Establishment and Challenges of the Hybridization ELISA Method
For nucleic acid drug molecules with diverse chemical structures, the Hybridization ELISA method plays an important role in practical applications of analysis and evaluation. The Hybridization ELISA method has high sensitivity and requires almost no sample pretreatment. For the detection of nucleic acid drugs in plasma samples, there is no need for purification, and direct measurement is possible; for the detection of nucleic acid drugs in tissue samples, as the amount of tissue sample is small, proteinase k and non-ionic surfactants can be added to disrupt the lipid bilayer of the cell membrane and then directly perform the Hybridization ELISA method. Therefore, the Hybridization ELISA method is widely used due to its flexibility and ease of implementation.

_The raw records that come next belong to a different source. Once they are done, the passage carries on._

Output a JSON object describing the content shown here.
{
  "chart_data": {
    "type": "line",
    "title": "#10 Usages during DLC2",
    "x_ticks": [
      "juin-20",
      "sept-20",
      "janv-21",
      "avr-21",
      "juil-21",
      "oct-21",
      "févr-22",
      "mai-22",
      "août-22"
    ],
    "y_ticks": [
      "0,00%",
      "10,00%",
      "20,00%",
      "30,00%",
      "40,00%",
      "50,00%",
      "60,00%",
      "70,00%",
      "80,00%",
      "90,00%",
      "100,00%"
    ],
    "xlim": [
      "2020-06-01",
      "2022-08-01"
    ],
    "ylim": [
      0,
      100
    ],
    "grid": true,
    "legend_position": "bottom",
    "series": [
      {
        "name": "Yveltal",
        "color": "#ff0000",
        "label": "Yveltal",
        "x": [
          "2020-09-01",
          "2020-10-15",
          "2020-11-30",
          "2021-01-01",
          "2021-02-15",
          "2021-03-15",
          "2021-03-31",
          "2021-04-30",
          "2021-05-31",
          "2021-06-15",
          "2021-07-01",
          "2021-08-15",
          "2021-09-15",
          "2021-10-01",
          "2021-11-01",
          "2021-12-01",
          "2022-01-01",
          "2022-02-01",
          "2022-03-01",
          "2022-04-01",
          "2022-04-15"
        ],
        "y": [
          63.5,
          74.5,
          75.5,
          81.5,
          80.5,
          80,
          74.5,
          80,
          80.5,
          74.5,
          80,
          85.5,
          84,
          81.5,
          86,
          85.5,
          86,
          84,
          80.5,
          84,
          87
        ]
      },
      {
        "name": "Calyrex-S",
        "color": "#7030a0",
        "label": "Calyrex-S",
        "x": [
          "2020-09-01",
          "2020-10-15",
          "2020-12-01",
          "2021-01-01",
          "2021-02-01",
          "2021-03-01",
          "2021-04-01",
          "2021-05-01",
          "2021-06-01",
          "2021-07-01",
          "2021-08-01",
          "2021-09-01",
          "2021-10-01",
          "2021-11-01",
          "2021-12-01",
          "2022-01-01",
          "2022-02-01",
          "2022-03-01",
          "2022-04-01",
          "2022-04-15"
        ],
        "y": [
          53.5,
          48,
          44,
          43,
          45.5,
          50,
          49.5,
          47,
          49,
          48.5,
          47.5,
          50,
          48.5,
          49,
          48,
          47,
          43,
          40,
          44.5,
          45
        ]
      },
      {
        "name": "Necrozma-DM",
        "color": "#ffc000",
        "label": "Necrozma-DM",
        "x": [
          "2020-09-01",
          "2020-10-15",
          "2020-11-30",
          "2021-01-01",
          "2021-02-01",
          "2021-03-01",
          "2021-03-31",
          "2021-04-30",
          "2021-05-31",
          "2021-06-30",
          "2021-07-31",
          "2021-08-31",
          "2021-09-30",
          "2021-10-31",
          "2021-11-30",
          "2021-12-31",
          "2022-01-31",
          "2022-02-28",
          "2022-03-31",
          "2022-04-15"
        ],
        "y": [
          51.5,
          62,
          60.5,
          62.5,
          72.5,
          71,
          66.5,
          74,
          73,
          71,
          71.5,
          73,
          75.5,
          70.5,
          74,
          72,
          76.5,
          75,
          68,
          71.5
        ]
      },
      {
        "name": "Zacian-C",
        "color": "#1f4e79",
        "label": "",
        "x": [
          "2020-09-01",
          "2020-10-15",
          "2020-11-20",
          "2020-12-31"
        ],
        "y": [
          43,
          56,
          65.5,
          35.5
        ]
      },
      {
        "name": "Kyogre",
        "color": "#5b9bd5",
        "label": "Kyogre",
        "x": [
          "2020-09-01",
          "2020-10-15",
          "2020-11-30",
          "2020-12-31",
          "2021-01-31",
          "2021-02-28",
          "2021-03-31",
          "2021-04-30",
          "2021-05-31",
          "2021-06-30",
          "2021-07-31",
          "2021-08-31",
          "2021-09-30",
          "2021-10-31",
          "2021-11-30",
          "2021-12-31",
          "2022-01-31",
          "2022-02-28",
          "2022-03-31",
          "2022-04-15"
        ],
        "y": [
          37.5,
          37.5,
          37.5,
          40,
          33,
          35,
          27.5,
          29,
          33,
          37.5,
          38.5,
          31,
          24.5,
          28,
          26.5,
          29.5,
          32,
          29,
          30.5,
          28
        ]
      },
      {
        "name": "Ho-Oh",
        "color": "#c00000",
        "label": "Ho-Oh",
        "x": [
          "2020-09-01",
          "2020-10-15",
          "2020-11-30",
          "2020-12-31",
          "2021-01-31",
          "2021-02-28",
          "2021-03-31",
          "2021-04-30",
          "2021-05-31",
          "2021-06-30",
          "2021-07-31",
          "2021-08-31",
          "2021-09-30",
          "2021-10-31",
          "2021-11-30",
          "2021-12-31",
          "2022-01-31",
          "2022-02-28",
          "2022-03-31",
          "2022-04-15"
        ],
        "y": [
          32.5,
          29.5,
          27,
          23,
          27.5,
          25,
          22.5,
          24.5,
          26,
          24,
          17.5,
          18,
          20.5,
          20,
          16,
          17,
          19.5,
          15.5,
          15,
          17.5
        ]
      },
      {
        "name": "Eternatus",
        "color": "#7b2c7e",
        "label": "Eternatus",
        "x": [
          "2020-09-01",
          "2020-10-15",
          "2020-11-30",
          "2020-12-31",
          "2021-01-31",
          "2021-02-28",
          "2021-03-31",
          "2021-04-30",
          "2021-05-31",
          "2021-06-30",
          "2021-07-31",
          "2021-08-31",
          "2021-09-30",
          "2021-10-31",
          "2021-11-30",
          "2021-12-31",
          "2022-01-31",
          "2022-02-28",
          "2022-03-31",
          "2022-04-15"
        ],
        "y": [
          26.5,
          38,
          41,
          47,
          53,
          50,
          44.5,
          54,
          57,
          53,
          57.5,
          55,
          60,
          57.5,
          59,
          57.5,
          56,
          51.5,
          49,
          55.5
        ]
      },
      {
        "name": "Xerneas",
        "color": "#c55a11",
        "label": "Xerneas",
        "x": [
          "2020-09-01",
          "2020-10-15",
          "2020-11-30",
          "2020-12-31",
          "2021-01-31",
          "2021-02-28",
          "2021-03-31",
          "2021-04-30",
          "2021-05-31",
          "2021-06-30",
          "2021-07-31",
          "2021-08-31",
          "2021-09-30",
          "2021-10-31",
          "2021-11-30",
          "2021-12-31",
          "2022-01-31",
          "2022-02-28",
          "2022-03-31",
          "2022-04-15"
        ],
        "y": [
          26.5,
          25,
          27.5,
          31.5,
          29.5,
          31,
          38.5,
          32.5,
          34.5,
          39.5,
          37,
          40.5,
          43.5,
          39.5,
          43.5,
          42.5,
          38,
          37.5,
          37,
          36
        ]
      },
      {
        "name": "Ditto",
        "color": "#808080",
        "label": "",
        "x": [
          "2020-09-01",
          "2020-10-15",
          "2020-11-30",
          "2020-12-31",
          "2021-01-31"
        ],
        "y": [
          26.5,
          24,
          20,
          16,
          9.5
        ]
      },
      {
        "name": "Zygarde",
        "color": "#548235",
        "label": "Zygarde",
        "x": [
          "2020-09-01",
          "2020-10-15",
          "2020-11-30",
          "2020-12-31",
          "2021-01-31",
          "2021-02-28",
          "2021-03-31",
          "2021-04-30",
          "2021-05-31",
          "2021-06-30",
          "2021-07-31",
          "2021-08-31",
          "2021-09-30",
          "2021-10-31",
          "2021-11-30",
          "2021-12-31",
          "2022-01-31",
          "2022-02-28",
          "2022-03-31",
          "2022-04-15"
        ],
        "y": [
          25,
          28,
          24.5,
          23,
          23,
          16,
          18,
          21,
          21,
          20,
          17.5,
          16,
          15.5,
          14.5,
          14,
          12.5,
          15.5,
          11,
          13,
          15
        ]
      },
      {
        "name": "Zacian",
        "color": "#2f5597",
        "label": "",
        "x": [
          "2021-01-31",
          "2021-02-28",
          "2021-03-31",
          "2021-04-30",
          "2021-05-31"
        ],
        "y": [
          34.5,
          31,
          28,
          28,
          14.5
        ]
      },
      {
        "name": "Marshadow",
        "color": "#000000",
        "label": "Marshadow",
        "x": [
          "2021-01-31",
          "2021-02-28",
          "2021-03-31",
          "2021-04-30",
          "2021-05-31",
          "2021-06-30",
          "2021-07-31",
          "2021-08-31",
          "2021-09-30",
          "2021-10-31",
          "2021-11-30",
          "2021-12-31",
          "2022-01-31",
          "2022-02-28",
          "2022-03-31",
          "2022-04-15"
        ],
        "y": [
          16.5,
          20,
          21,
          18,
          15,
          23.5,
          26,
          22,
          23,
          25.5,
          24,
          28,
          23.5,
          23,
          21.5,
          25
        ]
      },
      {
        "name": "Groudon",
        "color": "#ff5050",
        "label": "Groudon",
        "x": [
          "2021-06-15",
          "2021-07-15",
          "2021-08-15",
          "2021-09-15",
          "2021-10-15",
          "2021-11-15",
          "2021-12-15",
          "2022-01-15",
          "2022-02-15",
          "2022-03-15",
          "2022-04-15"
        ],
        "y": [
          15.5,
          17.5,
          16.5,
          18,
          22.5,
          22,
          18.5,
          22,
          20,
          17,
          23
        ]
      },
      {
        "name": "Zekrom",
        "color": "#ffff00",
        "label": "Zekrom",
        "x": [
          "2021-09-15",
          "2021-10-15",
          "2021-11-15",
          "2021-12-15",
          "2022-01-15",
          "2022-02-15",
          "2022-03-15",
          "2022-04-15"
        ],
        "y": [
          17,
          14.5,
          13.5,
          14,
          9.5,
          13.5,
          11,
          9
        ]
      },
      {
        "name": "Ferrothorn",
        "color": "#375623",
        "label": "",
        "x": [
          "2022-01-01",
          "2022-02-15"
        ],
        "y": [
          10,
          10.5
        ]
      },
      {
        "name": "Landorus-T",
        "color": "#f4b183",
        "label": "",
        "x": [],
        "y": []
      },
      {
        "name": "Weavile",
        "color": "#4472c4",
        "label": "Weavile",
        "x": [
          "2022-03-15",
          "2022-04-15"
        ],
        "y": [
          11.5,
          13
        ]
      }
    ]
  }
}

In the face of the complexity and variability of nucleic acid drugs, the Hybridization ELISA method also faces various challenges, mainly in the following aspects:
- Specificity. The Hybridization ELISA method is based on the principle of base complementary pairing between sequences, which can distinguish full-length oligonucleotide drugs and partial metabolites (with a large difference in sequence length). However, it is more difficult to distinguish completely between modified oligonucleotide drugs and metabolites such as N-1 and N-2, which have high sequence similarity. In addition, the specificity of the method will be reduced for target analytes with shorter sequences.
- Reliable reagent and supplier selection. The establishment of the Hybridization ELISA method largely depends on the probe sequence design for the target analyte. Therefore, the quality of probe synthesis, as the cornerstone of the method establishment, is key to its success. Considering the delivery time and price of reagents, it is crucial to choose a reliable supplier.
The analysis strategy can also attempt PCR or LCMS platforms for nucleic acid drugs with complex or secondary structures.
A Final Word
With the rapid development of oligonucleotide drugs, it is increasingly important to develop reliable analytical methods with high specificity, selectivity, and sensitivity to support regulated bioanalytical research. Currently, widely used platforms like LC-MS, Hybridization ELISA, and PCR are constantly optimizing, developing, and establishing methods more applicable to the detection requirements of different types of nucleic acid drugs. At the same time, various new methods and technologies have emerged, such as droplet digital PCR (ddPCR) and branched DNA (bDNA), which show certain advantages and huge application potential of high-precision nucleic acid drug bioanalysis. In addition, the development of some automated connection technologies, like SPE-LC-MS, is believed to improve the efficiency of nucleic acid bioanalysis further.